Why should I be surprised? The economy is expected to have created a boatload of jobs … except it’s not the economy, it’s the census, and it’s not the census … it’s how the census jobs are counted. If they can’t count jobs correctly, how can they be expected to count people?When the new job numbers are released the vast majority of them are expected to be census jobs, but not even those numbers are expected to be accurate which is really par for the course after our experience with Recovery.org that claimed the unverifiable hundreds of thousands of jobs had been created or saved as well as detailing the billions of jobs that went to Congressional districts that didn’t exist.

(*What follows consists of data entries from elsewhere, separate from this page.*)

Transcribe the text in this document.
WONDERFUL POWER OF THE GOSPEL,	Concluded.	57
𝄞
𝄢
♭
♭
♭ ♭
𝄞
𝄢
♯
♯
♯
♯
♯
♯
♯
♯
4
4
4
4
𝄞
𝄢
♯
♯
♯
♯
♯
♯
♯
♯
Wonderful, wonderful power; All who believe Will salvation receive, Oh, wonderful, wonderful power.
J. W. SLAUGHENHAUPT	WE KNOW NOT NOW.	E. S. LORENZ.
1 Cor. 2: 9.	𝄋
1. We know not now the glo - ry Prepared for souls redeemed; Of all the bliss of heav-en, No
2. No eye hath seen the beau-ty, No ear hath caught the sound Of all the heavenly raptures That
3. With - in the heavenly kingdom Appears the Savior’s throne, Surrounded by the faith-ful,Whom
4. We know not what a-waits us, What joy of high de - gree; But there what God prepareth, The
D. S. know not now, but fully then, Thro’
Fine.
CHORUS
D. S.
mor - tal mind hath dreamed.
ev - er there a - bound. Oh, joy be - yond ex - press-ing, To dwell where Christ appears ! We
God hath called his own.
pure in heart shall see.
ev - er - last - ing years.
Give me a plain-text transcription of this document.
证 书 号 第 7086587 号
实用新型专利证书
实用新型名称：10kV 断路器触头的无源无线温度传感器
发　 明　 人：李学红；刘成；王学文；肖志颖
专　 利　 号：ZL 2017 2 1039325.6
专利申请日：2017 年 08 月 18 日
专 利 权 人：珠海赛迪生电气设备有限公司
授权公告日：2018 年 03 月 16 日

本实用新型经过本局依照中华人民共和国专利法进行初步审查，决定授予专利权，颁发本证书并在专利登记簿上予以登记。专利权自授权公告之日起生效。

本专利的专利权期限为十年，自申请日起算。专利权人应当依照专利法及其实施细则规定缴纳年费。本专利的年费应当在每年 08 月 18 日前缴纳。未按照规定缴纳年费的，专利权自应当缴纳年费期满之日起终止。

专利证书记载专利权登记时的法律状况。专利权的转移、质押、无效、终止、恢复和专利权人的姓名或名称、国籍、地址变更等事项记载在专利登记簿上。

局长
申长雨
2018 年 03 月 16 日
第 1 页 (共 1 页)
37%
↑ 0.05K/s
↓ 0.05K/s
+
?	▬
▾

Last night Neil Cavuto interviewed a census worker who claimed the Census had hired and fired her twice and thus counted her as two jobs created. Watch it all. It will … ummm … not surprise you?
The New York Post detailed this two weeks ago:
Here’s a note from a Census worker — this one from Manhattan:
“John: I am on my fourth rehire with the 2010 Census.
“I have been hired, trained for a week, given a few hours of work, then laid off. So my unemployed self now counts for four new jobs.
“I have been paid more to train all four times than I have been paid to actually produce results. These are my tax dollars and your tax dollars at work.
“A few months ago I was trained for three days and offered five hours of work counting the homeless. Now, I am knocking (on) doors trying to find the people that have not returned their Census forms. I worked the 2000 Census. It was a far more organized venture.
“Have to run and meet my crew leader, even though with this rain I did not work today. So I can put in a pay sheet for the hour or hour and a half this meeting will take. Sincerely, C.M.“
And there’s more here.
Estimating job numbers is iffy at best, not matter the administration. And may I say every administration has tried to fudge the numbers in its favor. But the bottom line on this is this. Most of the jobs being created are government jobs, census or otherwise, not private sector jobs. Most of the raises are going to government workers, not private sector workers, and that is simply unsustainable. Jobs dependant on the public sector never create capital, ever. They just take money from the private sector and hand it to the public sector, money that would have been either spent or invested anyway.
Remember November 2010.
UPDATE: Here are the numbers I should have included yesterday, from Bloomberg:
Private payrolls rose by 41,000, Labor Department figures showed yesterday in Washington, trailing the 180,000 gain forecast by economists in a Bloomberg News survey. Including government workers, employment rose by 431,000, boosted by a jump in hiring of temporary census workers. The jobless rate fell to 9.7 percent from 9.9 percent.
Economists also forecast the jobless rate would fall 9.8 percent. Unemploymentreached a 26-year high of 10.1 percent in October. The decline in joblessness last month reflected a 322,000 drop in the labor force as Americans grew discouraged over hiring prospects.
Notice, not just that the bulk of the jobs are government jobs, they are temporary government jobs. Notice too, Rick pointed out on the show, the better than 300,000 who jumped the rolls because they have simply quit.
I have stated repeatedly that any increase in government spending is simply unsustainable as long as the private sector is not taking the lead in growth. Once again, for old times sake, public spending is dead end spending. It creates no capital and in reality does not create any jobs. It merely take money from the private sector to spend in the public sector, and suck capital from business and the capital markets where economic growth takes place.